If a test/assessment leads to indirect discrimination or discrimination arising from disability, even if such discrimination is not intended and the reason for the discrimination is not understood, the test should not be used unless it can be objectively justified.
Tips on recruiting disabled people:
When application forms are sent out, or at the shortlisting stage, explain to applicants if they will be expected to take a test or participate in an assessment.
Provide an outline of what will be involved and ask whether they require any reasonable adjustments. This is because, if an applicant is a disabled person and is not explained in advance, this may disadvantage them because it does not give them a chance to ask for reasonable adjustments.
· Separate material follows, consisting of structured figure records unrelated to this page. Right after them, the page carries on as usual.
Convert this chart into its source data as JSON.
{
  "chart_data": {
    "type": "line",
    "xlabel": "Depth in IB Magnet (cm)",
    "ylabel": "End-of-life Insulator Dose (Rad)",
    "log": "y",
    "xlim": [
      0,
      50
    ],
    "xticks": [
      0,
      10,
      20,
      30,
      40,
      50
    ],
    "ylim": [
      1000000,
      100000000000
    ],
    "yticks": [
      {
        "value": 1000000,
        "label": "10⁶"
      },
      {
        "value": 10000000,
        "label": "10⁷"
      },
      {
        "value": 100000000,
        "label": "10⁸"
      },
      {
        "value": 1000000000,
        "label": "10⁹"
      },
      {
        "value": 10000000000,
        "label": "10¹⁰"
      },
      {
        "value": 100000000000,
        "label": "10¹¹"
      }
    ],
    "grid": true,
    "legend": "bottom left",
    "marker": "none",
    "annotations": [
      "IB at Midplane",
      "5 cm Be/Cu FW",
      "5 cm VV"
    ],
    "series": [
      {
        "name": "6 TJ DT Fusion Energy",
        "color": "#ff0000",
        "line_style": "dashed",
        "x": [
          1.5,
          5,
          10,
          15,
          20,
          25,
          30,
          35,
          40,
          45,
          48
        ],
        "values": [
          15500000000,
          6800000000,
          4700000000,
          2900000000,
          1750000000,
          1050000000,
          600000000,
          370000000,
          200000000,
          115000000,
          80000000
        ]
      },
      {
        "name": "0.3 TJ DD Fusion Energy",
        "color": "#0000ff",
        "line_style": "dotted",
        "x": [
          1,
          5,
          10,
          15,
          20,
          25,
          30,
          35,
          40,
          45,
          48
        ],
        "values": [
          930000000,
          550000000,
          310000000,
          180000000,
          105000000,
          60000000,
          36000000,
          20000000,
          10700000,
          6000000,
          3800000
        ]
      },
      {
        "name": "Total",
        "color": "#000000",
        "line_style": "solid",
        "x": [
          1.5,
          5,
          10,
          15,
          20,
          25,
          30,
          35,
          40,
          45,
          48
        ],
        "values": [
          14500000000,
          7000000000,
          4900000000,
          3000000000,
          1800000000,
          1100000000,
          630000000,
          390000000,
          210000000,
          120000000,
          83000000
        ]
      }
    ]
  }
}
Even if the applicant does not tell you they are disabled or ask for any adjustments, if this becomes clear once they arrive for the test, you still need to make any adjustments which are reasonable.
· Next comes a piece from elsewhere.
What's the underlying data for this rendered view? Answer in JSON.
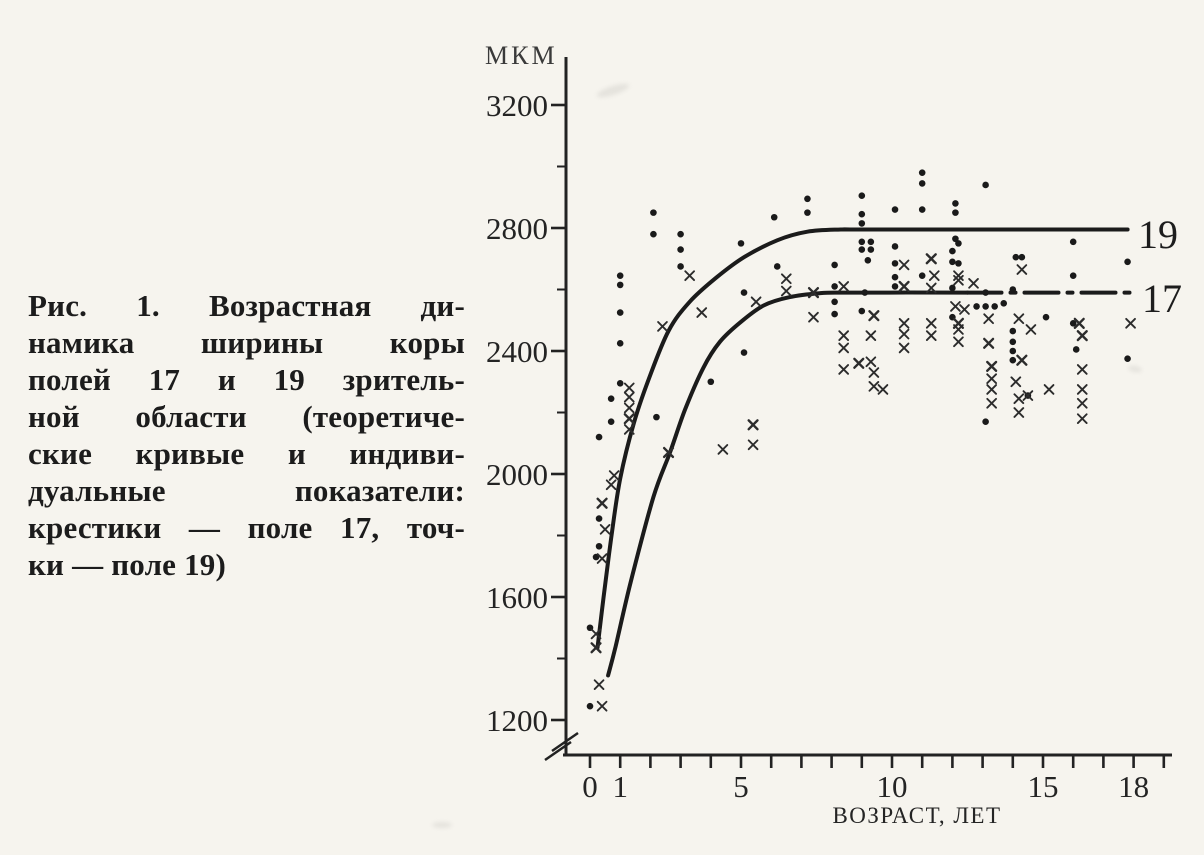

Ensure that disabled applicants are not prevented in being able to compete on the same terms as other non-disabled applicants.
- Providing written instructions in an accessible format.
- Allowing a disabled person extra time to complete the test.
- Permitting a disabled person the assistance of a reader or scribe during the test.
- Ensuring venues used are accessible, refer to webpage: Physical Access Guide for the University
A School/Unit allows an applicant extra time for a written test because they have severe dyslexia. They also provide them with a computer, having checked with them what adjustments they need and accepted that they are reasonable adjustments.
Note: Schools/Units do not have to adapt a test to the point where it no longer tests whether someone would be able to do the job or not (taking into account any reasonable adjustments that would enable the disabled person to do the job).
Avoiding discrimination during social gatherings as part of an Assessment:
- If the interview process or assessment includes a social gathering where only alcohol is available, this may disadvantage someone whose disability or religion forbids association with alcohol (everyday or during key dates for fasting), such as:
- If you are providing food, the same is true of applicants with specific dietary needs based on disability, religion or belief.
Tip: Ask in advance and make sure that soft drinks or an alternative meal can be provided.